Friday, June 21, 2024

Whale calf freed off Pacific coast after becoming trapped by fishing nets

Students and faculty from the University of Colima freed a humpback whale calf that was trapped in a fishing net off the state’s coast with the support of the navy and the federal environmental protection agency, Profepa.

Members of the university’s School of Marine Sciences noticed the trapped whale calf on February 26 and immediately contacted Profepa and the navy to ask for boats and equipment to free it.

The researchers are part of an interinstitutional group called the Network of Assistance to Enmeshed Whales, which is dedicated to rescuing the marine mammals from fishing nets.

The calf and its mother were spotted between the coastal towns of Manzanillo and Barra de Navidad, traveling north on their migration route as water temperatures rise in the higher latitudes.

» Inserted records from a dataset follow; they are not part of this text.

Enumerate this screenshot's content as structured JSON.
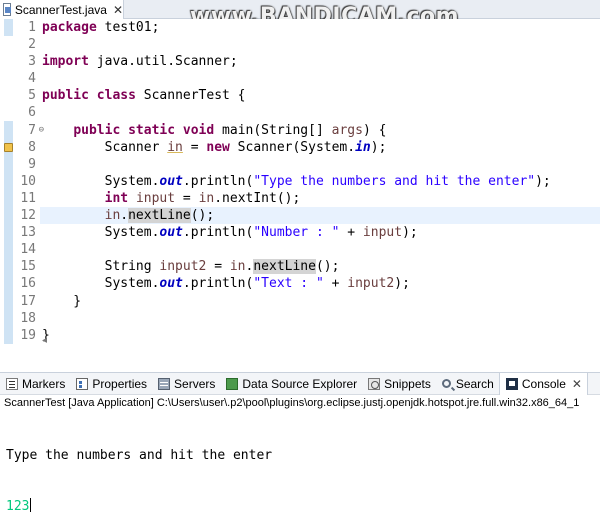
{
  "editor": {
    "tab_title": "ScannerTest.java",
    "tab_close": "✕",
    "line_numbers": [
      "1",
      "2",
      "3",
      "4",
      "5",
      "6",
      "7",
      "8",
      "9",
      "10",
      "11",
      "12",
      "13",
      "14",
      "15",
      "16",
      "17",
      "18",
      "19"
    ]
  },
  "watermark": "www.BANDICAM.com",
  "code": {
    "l1": [
      "package",
      " test01;"
    ],
    "l3": [
      "import",
      " java.util.Scanner;"
    ],
    "l5": [
      "public",
      " ",
      "class",
      " ScannerTest {"
    ],
    "l7": [
      "    ",
      "public",
      " ",
      "static",
      " ",
      "void",
      " main(String[] ",
      "args",
      ") {"
    ],
    "l8": [
      "        Scanner ",
      "in",
      " = ",
      "new",
      " Scanner(System.",
      "in",
      ");"
    ],
    "l10": [
      "        System.",
      "out",
      ".println(",
      "\"Type the numbers and hit the enter\"",
      ");"
    ],
    "l11": [
      "        ",
      "int",
      " ",
      "input",
      " = ",
      "in",
      ".nextInt();"
    ],
    "l12": [
      "        ",
      "in",
      ".",
      "nextLine",
      "();"
    ],
    "l13": [
      "        System.",
      "out",
      ".println(",
      "\"Number : \"",
      " + ",
      "input",
      ");"
    ],
    "l15": [
      "        String ",
      "input2",
      " = ",
      "in",
      ".",
      "nextLine",
      "();"
    ],
    "l16": [
      "        System.",
      "out",
      ".println(",
      "\"Text : \"",
      " + ",
      "input2",
      ");"
    ],
    "l17": [
      "    }"
    ],
    "l19": [
      "}"
    ]
  },
  "panel": {
    "tabs": [
      {
        "label": "Markers"
      },
      {
        "label": "Properties"
      },
      {
        "label": "Servers"
      },
      {
        "label": "Data Source Explorer"
      },
      {
        "label": "Snippets"
      },
      {
        "label": "Search"
      },
      {
        "label": "Console"
      }
    ],
    "tab_close": "✕",
    "console_header": "ScannerTest [Java Application] C:\\Users\\user\\.p2\\pool\\plugins\\org.eclipse.justj.openjdk.hotspot.jre.full.win32.x86_64_1",
    "console_output": "Type the numbers and hit the enter",
    "console_input": "123"
  },
  "colors": {
    "keyword": "#7f0055",
    "string": "#2a00ff",
    "field": "#0000c0",
    "console_input": "#00c87d",
    "current_line": "#e8f2fe"
  }
}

University of Colima whale researcher Cristian Ortega said that he hopes to hear good news of the pair from researchers and activists up the coast. A similar group in Puerto Vallarta, Jalisco, keeps watch for migrating whales and also helps free them from fishing nets.

He and other students and researchers are expecting to see dozens of whales this month as they migrate to warmer waters. He asked fishermen and others who spot whales to check to see if they have nets attached to their bodies in any way and to contact his department if so.

Profepa said in a press release that it “continues to support surveillance and rescue actions for the protection of marine mammals, with the purpose of … conserving their populations during the season that they arrive to [Mexico’s Pacific coast].”